Être capable d'ajuster en permanence à la fois la déformation et l'angle de torsion donnera aux chercheurs un accès sans précédent au « diagramme de phase » des angles de torsion, explique Dean. Monde de la physique. « La structure de bande électronique de la bicouche torsadée est extrêmement sensible à l'angle de torsion, avec, par exemple, « l'angle magique » étant défini avec seulement un dixième de degré de 1.1°. Une torsion lente et contrôlable signifie que nous pouvons cartographier cette dépendance dans un seul appareil avec une précision auparavant impossible.

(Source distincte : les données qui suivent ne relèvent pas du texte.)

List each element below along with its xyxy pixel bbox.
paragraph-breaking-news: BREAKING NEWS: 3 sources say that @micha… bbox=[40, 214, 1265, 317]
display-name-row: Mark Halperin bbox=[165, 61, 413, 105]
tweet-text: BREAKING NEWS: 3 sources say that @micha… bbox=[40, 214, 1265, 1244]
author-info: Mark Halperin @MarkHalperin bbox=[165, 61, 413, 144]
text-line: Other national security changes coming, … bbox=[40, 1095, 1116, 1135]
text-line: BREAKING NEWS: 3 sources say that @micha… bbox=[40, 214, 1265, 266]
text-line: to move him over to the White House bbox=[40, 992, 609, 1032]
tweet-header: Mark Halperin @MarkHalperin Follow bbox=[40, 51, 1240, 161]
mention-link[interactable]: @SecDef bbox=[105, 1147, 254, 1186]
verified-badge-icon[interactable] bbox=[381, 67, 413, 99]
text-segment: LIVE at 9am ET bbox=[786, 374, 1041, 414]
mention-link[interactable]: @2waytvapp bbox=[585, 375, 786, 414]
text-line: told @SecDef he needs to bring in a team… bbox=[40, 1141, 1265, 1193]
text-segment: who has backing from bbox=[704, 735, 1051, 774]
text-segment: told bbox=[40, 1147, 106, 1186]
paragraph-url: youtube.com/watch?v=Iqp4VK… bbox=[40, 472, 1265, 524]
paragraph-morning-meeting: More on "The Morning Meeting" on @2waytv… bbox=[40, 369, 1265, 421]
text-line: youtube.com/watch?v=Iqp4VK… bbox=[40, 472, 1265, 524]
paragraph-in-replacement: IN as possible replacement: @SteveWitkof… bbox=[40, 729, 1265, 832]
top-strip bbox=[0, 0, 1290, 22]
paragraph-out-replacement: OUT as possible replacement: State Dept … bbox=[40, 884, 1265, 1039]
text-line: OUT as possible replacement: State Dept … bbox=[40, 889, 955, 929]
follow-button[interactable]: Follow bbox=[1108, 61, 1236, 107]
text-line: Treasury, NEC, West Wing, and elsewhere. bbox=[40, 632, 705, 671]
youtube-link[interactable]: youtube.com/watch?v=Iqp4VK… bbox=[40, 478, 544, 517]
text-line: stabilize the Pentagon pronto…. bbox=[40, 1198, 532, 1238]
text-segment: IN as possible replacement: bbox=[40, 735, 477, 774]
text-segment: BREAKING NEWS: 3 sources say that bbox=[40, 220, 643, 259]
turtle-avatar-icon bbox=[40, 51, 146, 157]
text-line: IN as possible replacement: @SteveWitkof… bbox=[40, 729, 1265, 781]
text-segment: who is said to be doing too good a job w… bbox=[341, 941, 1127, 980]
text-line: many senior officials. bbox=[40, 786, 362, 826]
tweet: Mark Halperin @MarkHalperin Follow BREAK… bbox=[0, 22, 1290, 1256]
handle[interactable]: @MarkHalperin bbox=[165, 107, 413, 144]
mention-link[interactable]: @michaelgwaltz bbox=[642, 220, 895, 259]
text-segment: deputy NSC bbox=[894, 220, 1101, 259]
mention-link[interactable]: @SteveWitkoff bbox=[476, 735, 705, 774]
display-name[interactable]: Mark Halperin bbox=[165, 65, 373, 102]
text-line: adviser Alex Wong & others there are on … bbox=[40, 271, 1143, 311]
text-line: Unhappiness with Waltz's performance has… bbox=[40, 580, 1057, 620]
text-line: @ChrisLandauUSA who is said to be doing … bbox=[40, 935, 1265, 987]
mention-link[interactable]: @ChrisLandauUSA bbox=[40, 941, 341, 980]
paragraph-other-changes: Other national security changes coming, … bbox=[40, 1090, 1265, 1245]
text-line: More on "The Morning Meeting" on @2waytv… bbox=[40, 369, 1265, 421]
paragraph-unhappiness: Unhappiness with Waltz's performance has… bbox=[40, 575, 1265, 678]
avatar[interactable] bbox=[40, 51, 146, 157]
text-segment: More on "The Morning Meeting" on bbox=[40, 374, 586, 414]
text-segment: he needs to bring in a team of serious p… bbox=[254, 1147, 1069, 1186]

Et ce n’est pas tout : puisque le rôle de la déformation sur les systèmes de graphène bicouche à angle magique est presque totalement inconnu expérimentalement, la nouvelle technique offre la première opportunité de le mesurer de manière reproductible. "Techniquement, l'idée selon laquelle l'introduction d'un gradient de déformation pourrait aider à supprimer les variations aléatoires de l'angle de torsion a été une surprise inattendue pour nous", explique Dean. "Cela ouvre des idées intéressantes sur la façon d'interagir entre l'ingénierie des contraintes et les variations d'angle contrôlées spatialement pour mieux contrôler la structure de la bande électronique dans les systèmes à couches torsadées."

L'équipe de Columbia cartographie actuellement le diagramme de phase déformation-angle autour de la plage d'angle magique dans le graphène bicouche torsadé en utilisant une combinaison de spectroscopie de transport et de sonde de balayage. Les chercheurs étudient également s’ils peuvent appliquer la technique à d’autres systèmes de matériaux 2D. Dans les semi-conducteurs, par exemple, la courbure pourrait guider et canaliser les excitons (paires électron-trou), tandis que dans les systèmes magnétiques 2D, elle pourrait être utilisée pour créer des textures magnétiques inhabituelles. "Enfin, nous explorons les moyens de réaliser le pliage par des moyens électrostatiques ou autres moyens non mécaniques", révèle Dean. "Ceux-ci pourraient permettre un contrôle dynamique in situ de l'angle de torsion dans les systèmes bicouches."